Me detengo en la palabra preocupaciones; en ella se condensa tanto la formulación de la crítica a su tiempo como la construcción del nuevo sujeto ético que encarna en él, e incluso su concepción pedagógica. En sus Apuntes para mis hijos y en varias catas dirigidas a su yerno Pedro Santacilia, a cuyo cargo estuvo su familia durante la intervención francesa, alude a ellas como una esclavitud del alma, pues ya le recomienda que “cuide que sus hijos se impregnen de las preocupaciones que producen las prácticas supersticiosas”, ya le suplica que no los ponga bajo la dirección de ningún jesuita ni de ningún sectario de alguna religión, que aprendan a filosofar, esto es, que aprendan a investigar por qué o la razón de las cosas para que en su tránsito por este mundo tengan por guía la verdad y no los errores y preocupaciones que hacen infelices y desgraciados a los hombres y a los pueblos.

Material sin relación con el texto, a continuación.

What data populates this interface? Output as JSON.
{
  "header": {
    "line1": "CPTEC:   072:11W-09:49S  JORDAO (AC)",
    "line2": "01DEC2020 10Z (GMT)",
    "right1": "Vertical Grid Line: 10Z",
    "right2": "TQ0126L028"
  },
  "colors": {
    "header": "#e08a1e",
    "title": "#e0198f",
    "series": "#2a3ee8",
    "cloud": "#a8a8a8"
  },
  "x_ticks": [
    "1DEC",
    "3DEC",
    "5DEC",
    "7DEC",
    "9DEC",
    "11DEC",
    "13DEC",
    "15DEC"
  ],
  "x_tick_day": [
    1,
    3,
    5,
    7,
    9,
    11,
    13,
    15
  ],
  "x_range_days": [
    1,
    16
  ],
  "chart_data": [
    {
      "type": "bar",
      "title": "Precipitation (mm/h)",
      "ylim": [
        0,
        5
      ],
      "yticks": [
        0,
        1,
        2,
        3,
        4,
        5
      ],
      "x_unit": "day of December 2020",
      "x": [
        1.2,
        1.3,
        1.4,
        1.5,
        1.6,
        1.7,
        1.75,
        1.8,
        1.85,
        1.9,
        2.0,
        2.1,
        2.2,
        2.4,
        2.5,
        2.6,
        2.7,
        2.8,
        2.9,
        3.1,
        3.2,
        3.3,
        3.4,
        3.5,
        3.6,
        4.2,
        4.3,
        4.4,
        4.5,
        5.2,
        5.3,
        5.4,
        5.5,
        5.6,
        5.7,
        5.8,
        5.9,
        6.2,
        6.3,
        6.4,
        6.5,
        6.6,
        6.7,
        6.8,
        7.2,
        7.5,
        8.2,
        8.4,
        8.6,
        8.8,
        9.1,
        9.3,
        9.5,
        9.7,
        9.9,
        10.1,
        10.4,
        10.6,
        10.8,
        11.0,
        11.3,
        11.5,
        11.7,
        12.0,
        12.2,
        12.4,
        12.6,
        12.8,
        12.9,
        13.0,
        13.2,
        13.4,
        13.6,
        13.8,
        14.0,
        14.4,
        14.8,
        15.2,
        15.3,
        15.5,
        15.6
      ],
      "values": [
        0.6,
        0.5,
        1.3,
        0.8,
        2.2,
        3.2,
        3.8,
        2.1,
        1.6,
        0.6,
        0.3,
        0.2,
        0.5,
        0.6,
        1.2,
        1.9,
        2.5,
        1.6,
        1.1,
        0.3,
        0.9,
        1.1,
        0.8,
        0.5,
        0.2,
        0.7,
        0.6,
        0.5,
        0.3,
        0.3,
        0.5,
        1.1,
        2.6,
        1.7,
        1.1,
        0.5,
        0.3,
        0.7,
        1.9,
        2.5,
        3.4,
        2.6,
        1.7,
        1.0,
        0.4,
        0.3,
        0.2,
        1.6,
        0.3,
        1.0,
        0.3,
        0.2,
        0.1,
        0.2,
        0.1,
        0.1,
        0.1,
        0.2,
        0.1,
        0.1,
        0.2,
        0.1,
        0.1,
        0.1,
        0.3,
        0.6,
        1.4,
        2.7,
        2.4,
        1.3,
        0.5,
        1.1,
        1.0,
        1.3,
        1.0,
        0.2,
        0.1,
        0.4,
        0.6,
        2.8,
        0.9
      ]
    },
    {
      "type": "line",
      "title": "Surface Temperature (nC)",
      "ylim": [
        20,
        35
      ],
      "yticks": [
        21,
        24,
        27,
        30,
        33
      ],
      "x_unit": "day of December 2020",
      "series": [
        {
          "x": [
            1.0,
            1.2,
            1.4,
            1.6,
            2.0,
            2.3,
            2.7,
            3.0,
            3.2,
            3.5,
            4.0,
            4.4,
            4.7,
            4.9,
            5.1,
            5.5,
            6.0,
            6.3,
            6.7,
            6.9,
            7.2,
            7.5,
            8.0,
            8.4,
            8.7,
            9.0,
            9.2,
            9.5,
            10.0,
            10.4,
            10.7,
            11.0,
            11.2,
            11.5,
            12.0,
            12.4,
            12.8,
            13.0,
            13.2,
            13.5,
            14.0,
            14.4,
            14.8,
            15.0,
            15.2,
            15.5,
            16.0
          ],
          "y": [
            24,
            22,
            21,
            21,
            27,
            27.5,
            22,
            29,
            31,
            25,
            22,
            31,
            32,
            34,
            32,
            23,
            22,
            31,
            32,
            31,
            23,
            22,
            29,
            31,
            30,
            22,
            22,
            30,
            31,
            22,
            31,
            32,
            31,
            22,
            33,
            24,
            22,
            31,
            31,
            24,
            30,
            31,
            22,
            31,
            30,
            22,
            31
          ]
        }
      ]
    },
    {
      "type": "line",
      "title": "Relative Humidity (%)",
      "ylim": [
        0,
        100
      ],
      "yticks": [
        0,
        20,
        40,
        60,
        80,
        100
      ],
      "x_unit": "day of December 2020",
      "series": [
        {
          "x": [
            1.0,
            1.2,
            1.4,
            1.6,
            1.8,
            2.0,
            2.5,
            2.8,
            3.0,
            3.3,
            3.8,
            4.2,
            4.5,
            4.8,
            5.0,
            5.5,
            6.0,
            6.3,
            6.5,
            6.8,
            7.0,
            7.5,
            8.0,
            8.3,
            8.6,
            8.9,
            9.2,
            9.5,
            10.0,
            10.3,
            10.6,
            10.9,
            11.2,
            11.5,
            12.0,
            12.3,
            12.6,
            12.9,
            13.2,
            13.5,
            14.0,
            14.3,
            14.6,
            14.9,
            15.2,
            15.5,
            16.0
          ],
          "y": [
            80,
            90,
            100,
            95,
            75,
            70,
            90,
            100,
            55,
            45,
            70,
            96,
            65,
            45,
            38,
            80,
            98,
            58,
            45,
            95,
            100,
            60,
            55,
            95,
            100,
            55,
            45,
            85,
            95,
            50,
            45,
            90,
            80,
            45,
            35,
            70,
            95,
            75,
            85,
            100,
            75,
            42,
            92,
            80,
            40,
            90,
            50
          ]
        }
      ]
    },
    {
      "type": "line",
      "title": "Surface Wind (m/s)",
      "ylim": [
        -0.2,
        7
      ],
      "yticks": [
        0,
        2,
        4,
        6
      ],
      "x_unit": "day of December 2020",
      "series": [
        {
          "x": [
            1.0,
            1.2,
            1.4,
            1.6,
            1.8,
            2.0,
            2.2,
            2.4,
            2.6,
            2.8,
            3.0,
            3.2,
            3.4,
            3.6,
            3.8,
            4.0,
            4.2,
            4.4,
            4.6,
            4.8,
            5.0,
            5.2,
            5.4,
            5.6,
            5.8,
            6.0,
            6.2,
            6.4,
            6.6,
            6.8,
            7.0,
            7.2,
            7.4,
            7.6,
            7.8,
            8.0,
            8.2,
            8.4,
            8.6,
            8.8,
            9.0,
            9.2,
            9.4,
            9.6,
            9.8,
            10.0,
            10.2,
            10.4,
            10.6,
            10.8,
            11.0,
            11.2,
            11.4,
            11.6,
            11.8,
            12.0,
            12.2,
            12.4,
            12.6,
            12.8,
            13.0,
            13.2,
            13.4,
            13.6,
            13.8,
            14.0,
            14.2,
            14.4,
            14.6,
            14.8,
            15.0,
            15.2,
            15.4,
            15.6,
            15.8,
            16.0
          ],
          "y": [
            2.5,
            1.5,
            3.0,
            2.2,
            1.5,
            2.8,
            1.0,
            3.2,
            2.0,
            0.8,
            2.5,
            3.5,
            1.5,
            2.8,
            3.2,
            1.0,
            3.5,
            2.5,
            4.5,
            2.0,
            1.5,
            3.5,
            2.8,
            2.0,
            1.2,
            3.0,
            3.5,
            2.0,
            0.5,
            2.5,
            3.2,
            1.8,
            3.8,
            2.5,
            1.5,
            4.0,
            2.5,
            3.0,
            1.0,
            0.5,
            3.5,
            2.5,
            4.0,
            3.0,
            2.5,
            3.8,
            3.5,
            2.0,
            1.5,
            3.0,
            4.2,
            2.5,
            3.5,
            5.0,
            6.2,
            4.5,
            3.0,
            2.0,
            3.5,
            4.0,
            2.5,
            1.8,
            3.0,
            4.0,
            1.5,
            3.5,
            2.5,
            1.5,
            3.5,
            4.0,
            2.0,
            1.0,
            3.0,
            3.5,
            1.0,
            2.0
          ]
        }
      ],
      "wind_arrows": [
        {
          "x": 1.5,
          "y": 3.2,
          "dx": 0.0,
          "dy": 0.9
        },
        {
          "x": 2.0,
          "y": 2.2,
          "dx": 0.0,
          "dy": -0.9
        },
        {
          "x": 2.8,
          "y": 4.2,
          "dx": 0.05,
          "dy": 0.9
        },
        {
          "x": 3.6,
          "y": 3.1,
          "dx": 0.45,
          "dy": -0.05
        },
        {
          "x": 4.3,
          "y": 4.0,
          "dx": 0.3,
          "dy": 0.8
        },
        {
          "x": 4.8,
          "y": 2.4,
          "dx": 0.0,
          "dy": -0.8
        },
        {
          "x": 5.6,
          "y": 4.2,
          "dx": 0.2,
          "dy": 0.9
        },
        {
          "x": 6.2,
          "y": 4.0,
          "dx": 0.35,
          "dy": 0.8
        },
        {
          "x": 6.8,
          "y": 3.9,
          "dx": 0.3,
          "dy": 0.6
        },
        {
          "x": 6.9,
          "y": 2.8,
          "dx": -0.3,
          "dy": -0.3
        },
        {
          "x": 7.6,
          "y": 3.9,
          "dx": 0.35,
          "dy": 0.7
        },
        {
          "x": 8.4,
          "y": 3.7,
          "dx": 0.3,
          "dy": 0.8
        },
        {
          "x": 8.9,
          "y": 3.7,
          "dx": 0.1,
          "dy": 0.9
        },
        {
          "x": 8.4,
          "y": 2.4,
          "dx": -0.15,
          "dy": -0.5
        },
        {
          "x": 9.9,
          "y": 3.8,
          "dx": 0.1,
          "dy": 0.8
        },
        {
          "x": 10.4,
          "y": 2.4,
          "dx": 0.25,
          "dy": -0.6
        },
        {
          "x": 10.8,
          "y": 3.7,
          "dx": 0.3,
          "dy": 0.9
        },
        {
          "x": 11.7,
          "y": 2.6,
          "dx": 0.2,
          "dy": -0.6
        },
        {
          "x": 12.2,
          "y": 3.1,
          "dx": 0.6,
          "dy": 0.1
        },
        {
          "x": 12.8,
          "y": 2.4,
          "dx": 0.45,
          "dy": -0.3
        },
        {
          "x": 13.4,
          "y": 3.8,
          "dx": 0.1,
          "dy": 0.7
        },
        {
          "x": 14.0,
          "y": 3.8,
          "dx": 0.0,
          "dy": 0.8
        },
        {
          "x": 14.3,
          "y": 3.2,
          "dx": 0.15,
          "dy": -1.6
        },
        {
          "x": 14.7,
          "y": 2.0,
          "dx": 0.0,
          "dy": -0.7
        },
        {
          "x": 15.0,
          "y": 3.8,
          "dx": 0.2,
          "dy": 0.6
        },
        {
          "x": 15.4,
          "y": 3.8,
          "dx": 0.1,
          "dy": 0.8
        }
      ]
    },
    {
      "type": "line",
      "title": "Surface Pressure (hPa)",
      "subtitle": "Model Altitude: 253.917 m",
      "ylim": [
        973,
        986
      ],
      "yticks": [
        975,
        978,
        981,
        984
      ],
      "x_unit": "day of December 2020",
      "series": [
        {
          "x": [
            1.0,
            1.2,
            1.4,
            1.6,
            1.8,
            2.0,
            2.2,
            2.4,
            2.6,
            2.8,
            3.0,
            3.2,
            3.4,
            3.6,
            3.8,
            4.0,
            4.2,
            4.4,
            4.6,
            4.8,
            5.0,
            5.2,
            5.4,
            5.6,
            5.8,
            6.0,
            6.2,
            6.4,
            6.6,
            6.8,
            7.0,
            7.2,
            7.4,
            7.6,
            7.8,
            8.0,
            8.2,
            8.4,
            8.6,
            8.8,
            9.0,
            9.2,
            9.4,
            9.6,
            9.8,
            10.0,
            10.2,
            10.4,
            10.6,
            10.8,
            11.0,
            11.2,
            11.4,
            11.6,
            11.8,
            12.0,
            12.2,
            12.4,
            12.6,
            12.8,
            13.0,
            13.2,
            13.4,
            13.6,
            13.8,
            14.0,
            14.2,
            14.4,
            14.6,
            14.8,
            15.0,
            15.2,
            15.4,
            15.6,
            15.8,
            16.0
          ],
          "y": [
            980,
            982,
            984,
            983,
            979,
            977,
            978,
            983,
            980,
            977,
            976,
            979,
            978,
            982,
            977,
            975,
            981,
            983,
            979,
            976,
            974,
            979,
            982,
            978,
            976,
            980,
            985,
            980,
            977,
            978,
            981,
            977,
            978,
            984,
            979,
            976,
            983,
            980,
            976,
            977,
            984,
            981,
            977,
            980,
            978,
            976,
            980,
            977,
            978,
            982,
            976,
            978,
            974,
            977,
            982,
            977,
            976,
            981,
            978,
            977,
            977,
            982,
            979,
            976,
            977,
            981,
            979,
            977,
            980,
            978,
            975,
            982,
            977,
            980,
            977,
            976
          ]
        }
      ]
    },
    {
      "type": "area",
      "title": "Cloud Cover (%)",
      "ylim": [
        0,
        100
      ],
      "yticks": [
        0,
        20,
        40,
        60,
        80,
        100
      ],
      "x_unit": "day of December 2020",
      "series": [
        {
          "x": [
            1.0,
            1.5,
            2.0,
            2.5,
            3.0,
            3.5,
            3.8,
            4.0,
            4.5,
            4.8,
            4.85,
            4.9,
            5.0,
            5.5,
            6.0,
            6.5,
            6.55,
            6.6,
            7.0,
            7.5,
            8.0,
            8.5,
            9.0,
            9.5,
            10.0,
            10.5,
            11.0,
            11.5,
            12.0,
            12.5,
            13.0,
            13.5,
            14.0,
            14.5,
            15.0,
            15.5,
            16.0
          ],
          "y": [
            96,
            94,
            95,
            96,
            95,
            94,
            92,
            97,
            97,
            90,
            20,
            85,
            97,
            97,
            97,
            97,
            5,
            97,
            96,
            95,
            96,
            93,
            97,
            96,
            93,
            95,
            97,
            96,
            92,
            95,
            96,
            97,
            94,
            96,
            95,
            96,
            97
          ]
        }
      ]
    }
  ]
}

Este Juárez, padre y pedagogo, me lleva a Rousseau, a sus consejos para la educación de Emilio: “que vea con sus propios ojos, que sienta con su corazón, que ninguna autoridad lo gobierne si no es la de su propia razón”. Digamos que su mentor, Antonio Salanueva, representa ese momento de transición en el cual un mundo caduca y otro despierta, pues “aunque muy dedicado a la devoción y las prácticas religiosas era bastante despreocupado y amigo de la educación de la juventud”; Juárez, en cambio, encarna, sin ambigüedades, el nuevo ethos, no obstante los resabios de un vocabulario católico, manifiesto en palabras como sagrados deberes, Providencia, el Todopoderoso, santa causa, sacrificio… La laicidad que vive y proclama funda un nuevo sujeto ético, basado en la libertad de conciencia y la igualdad ciudadana. Ese ethos no configura propiamente un sistema, sino un conjunto de principios que nutre una nueva espiritualidad no inscrita ya en la religión sino en el discernir filosófico, en la razón, en una exigencia de lucidez, en la autonomía del yo.